I was working on this problem:
Use Itô's formula to prove that the following stochastic processes
are martingales:
$$ \begin{equation}
\bullet \quad X_t = e^\frac{t}{2}\cos B_t \\
\bullet \quad X_t = e^\frac{t}{2}\sin B_t \\
\bullet \quad X_t = (B_t + t)e^{-B_t – \frac{t}{2}} \\
\end{equation}$$
I used Ito's lemma to prove that the resulting stochastic differential equation is independent of any drift factor. How does it imply that $X_t$ is a martingale, mathematically. How can you prove it?
$$ \begin{equation}
\bullet \quad dX_t = -e^\frac{t}{2}\sin B_t dB_t \\
\bullet \quad dX_t = e^\frac{t}{2}\cos B_t dB_t \\
\bullet \quad dX_t = e^{-B_t – \frac{t}{2}}(1 – B_t -t)dB_t \\
\end{equation}$$
These are the resulting differential equations, all independent of drift. How can you prove, in general, that an SDE independent of drift, is a Martingale?
Best Answer
This is in general because $dB_t$ is independent of $B_t$ by the definition of the Wiener process/Brownian motion.

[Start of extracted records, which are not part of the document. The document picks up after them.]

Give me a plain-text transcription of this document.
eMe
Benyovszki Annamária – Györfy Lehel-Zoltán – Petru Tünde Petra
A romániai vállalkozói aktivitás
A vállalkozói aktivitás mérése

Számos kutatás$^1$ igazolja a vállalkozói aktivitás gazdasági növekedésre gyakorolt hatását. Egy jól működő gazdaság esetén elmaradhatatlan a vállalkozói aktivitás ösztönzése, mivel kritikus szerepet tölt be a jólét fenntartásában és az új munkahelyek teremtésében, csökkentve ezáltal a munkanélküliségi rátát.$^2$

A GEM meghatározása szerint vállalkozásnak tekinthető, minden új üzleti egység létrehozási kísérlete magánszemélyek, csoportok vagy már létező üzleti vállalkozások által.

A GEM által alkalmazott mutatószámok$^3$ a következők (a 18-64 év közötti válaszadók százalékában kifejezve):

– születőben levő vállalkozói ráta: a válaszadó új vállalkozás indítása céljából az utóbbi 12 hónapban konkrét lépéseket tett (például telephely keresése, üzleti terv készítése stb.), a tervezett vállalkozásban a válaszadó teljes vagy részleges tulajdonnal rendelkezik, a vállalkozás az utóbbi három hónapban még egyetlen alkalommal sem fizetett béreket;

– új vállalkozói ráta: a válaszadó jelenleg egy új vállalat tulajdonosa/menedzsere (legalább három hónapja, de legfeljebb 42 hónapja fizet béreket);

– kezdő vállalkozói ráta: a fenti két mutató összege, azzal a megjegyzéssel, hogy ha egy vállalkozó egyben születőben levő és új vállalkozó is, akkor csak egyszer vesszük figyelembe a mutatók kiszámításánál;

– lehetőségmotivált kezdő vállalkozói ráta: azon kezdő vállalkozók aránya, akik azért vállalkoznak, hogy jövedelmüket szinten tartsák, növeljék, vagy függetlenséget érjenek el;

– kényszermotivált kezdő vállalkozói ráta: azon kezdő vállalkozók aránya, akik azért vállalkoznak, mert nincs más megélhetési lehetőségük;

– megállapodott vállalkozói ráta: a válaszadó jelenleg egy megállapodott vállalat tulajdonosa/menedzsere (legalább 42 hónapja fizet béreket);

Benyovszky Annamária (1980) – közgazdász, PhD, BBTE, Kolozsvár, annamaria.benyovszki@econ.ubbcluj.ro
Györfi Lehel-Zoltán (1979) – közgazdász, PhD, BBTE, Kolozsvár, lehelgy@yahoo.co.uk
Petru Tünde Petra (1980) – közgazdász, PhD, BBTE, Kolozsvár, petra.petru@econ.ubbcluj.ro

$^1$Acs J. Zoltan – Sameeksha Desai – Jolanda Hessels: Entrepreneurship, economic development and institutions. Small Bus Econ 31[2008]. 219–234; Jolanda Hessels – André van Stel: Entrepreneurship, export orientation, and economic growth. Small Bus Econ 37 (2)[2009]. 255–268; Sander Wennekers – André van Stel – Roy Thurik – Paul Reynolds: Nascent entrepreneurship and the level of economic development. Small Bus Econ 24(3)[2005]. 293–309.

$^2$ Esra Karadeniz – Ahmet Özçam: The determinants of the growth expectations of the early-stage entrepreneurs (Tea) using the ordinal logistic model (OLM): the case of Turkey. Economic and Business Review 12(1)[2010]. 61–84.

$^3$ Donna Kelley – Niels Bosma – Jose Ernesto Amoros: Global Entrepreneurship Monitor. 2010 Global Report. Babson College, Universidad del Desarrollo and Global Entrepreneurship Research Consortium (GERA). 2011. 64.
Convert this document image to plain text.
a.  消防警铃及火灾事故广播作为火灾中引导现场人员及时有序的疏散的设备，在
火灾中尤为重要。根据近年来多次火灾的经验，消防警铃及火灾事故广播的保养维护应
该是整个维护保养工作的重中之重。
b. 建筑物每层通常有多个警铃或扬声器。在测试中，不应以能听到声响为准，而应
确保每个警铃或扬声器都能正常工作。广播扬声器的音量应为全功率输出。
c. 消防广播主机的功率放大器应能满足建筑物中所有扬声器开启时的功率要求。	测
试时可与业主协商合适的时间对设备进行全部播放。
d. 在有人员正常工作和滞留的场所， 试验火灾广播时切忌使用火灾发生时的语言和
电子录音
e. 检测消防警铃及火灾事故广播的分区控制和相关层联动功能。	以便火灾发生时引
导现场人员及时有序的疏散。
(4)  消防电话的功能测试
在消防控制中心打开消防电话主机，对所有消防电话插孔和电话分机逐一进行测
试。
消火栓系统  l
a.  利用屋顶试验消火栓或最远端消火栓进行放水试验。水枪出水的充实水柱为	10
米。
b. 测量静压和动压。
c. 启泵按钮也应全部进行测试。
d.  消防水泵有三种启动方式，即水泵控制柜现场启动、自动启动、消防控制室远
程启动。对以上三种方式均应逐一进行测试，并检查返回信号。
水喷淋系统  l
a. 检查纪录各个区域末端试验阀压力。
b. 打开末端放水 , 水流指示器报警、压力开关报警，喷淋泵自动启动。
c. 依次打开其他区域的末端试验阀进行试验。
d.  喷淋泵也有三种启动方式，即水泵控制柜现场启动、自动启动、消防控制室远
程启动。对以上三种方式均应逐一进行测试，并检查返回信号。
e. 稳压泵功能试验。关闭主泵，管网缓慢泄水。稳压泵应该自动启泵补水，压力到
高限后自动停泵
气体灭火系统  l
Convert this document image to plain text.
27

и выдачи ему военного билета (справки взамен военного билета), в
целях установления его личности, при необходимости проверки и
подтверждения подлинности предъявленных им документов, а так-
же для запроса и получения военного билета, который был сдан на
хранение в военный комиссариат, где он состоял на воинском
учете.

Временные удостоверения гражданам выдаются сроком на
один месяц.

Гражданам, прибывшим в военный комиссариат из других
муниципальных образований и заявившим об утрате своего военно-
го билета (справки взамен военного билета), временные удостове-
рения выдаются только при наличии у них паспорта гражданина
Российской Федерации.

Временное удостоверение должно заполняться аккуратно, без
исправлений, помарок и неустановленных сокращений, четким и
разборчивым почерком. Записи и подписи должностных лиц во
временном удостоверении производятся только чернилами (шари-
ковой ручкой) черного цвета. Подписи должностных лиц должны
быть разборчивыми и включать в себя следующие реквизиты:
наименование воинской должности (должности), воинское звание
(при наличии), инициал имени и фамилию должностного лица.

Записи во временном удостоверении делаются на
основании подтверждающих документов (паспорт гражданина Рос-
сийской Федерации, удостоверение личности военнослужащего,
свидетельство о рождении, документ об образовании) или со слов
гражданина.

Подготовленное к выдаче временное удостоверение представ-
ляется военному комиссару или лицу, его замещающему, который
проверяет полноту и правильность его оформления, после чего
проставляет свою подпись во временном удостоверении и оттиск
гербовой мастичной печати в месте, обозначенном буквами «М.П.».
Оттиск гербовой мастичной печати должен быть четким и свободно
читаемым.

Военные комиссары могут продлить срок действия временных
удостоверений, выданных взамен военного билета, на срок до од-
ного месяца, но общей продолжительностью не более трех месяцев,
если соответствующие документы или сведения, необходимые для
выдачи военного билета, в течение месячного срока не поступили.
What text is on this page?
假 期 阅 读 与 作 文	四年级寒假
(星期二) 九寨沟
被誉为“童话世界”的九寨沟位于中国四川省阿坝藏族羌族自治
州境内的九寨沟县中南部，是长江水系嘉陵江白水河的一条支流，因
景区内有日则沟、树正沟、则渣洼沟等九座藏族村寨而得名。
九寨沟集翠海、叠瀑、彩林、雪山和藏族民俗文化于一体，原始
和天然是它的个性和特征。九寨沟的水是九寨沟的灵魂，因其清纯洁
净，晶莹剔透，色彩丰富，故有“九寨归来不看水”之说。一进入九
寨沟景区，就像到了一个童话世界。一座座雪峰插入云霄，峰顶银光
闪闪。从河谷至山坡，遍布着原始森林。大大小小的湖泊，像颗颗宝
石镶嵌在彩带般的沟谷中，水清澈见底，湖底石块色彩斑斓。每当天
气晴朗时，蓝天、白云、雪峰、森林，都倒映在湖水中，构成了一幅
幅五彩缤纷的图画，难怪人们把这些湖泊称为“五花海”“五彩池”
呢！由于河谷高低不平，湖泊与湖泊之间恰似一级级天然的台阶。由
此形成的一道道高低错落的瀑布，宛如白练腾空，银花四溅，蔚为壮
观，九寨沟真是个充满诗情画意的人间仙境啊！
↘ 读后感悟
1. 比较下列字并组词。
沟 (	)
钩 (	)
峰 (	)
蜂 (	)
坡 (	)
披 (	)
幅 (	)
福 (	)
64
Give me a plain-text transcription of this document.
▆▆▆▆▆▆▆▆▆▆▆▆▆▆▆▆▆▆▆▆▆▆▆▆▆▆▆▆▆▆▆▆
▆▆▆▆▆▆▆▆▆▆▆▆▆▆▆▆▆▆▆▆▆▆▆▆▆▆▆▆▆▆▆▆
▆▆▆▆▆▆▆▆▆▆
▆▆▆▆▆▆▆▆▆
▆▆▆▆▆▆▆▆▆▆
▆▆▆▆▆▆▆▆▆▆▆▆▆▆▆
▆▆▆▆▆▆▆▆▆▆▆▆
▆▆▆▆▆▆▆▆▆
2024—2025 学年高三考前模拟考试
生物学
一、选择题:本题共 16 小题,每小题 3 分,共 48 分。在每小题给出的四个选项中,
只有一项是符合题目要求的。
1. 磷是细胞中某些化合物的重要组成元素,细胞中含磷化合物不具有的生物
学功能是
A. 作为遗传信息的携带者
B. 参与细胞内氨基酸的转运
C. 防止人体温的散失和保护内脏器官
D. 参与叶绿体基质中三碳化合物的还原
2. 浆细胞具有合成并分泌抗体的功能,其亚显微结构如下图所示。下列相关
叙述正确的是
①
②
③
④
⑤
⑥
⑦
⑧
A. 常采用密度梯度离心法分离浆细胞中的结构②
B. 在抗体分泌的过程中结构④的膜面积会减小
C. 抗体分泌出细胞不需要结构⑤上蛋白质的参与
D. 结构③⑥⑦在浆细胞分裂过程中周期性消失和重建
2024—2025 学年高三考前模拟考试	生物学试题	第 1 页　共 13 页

More specifically, for the unbound parts of the path in the future of time point $s$, $t\ge s$ $\newcommand{\IE}{\Bbb E}$ $$ \IE_s(f(t,B_t)dB_t)=\IE_s(f(t,B_t))\IE_s(dB_t)=0 $$ which taken together with the fixed parts of the path under $\cal F_s$ in the past of time point $s$ implies $$ \IE_s(X_t-X_0)=\IE_s\left(\int_0^t f(u,B_u)dB_u\right)=\int_0^s f(u,B_u)dB_u=X_s-X_0. $$ This is the main property defining a martingale.